Everyone has preferred ways to approach and absorb new information. It’s helpful to think about people possessing different learning strengths.
Some people may read better than others, while others may process spoken information better. Although each employee may have a preference, your goal in training all employees is to help them perform more effectively.
Learners fall into four basic categories: Kinesthetic, Auditory, Visual, and Reading/Writing.
Balancing Training with Learning Styles
Whether they realize it or not, each of your employees has an individual learning style, a way in which they best absorb information. It is not always possible to serve every employee’s learning style all of the time, but it is important to recognize the role of learning styles in the workplace in order to tailor your training to accommodate everyone in some way.
The best way to meet each employee’s learning style is to customize your training to the needs of the workplace. One commonality among learning styles is that they need the content to be clear, relevant, and engaging. Scenario-based training is an active learning style that tailors training to your employee’s needs.
Here are just a few scenario-based learning methods to incorporate into your training program that target each learning style.
The Kinesthetic Learner
Kinesthetic learners gain knowledge through direct experience and practice. They like to dive right into an example project and learn by interacting with the subject matter. Given their tendency to explore, kinesthetic learners often take more risks than other learners, which makes for a valuable team member.
The kinesthetic learner absorbs information and skills best when doing. On-the-job training, however, can be risky to jump into right away. Simulation training is a great way to train kinesthetic learners on everyday scenarios with the freedom to make mistakes without consequence.
The Auditory Learner
Auditory learners absorb information best when it is shared out loud. Auditory learners may talk their way through a problem or repeat information aloud to aid in retention. They greatly benefit from discussions and learn more by talking about what they know with others.
Explainer videos would be best for auditory learners. Explainer videos are short video clips that explain the content if the learner misses a question during elearning. As with the kinesthetic learners, auditory learners would benefit from simulation training. Simulation training allows learners to talk through scenarios, hear instant feedback, and respond accordingly.
The Visual Learner
The Social Science Research Network reported that 65 percent of adults fall into this category. Visual learners assimilate information when it is presented as an image. They learn best when information is broken down into clear sequences or processes and is presented in formats such as graphs, charts, diagrams, and text. They are effective visualizers and work well with self-instruction opportunities.
Branching scenarios are great for the visual learner because it allows them to self-guide their instruction and see scenarios play out in real time. Branching scenarios also break down processes and explanations throughout scenarios to help learners receive feedback and redirect their thought process instantly.
The Reading/Writing Learner
Reading/Writing learners learn best through close examination of text, reports, stories, and case studies. Workplace training for reading/writing learners can be tailored to include manuals, handouts, and presentations, and on-screen text for scenarios.
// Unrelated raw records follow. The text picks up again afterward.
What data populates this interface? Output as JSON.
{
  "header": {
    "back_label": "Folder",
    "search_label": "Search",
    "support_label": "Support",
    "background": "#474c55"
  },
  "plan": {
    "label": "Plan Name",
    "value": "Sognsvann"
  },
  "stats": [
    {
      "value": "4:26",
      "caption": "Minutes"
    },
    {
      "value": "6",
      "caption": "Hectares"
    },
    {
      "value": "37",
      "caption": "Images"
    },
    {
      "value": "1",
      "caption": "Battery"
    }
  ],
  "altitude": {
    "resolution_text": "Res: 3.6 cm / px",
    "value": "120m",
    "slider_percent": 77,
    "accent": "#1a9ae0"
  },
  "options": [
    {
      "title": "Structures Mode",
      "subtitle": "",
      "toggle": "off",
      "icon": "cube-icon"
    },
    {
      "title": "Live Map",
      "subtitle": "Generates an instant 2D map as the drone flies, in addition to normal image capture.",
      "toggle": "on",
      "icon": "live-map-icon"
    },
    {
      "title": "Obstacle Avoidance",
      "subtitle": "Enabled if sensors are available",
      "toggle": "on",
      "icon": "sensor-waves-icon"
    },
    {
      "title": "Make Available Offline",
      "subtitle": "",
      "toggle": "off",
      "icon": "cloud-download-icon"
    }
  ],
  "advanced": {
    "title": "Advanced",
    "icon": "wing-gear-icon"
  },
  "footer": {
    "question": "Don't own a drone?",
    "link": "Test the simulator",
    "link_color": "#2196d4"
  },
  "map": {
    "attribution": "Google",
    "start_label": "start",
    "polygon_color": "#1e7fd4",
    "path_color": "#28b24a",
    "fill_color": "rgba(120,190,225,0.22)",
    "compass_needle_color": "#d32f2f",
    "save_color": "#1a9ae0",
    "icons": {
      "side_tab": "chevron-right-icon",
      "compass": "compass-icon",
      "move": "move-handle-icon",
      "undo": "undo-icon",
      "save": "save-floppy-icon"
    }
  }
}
Click and Reveals would be best for reading/writing learners because it allows these learners to read through information independently, in small chunks. Branching scenarios would also be great for reading/writing learners, because they are able to read the scenarios and absorb the information better. Simulation training would also be good for reading/writing learners, as long as on-screen text and typed responses are available.
There are more types of scenario-based learning that could be used across learning styles. Just as your workplace has a range of diverse employees, these individuals have diverse learning styles. Try one of these training methods and see what works best for your team.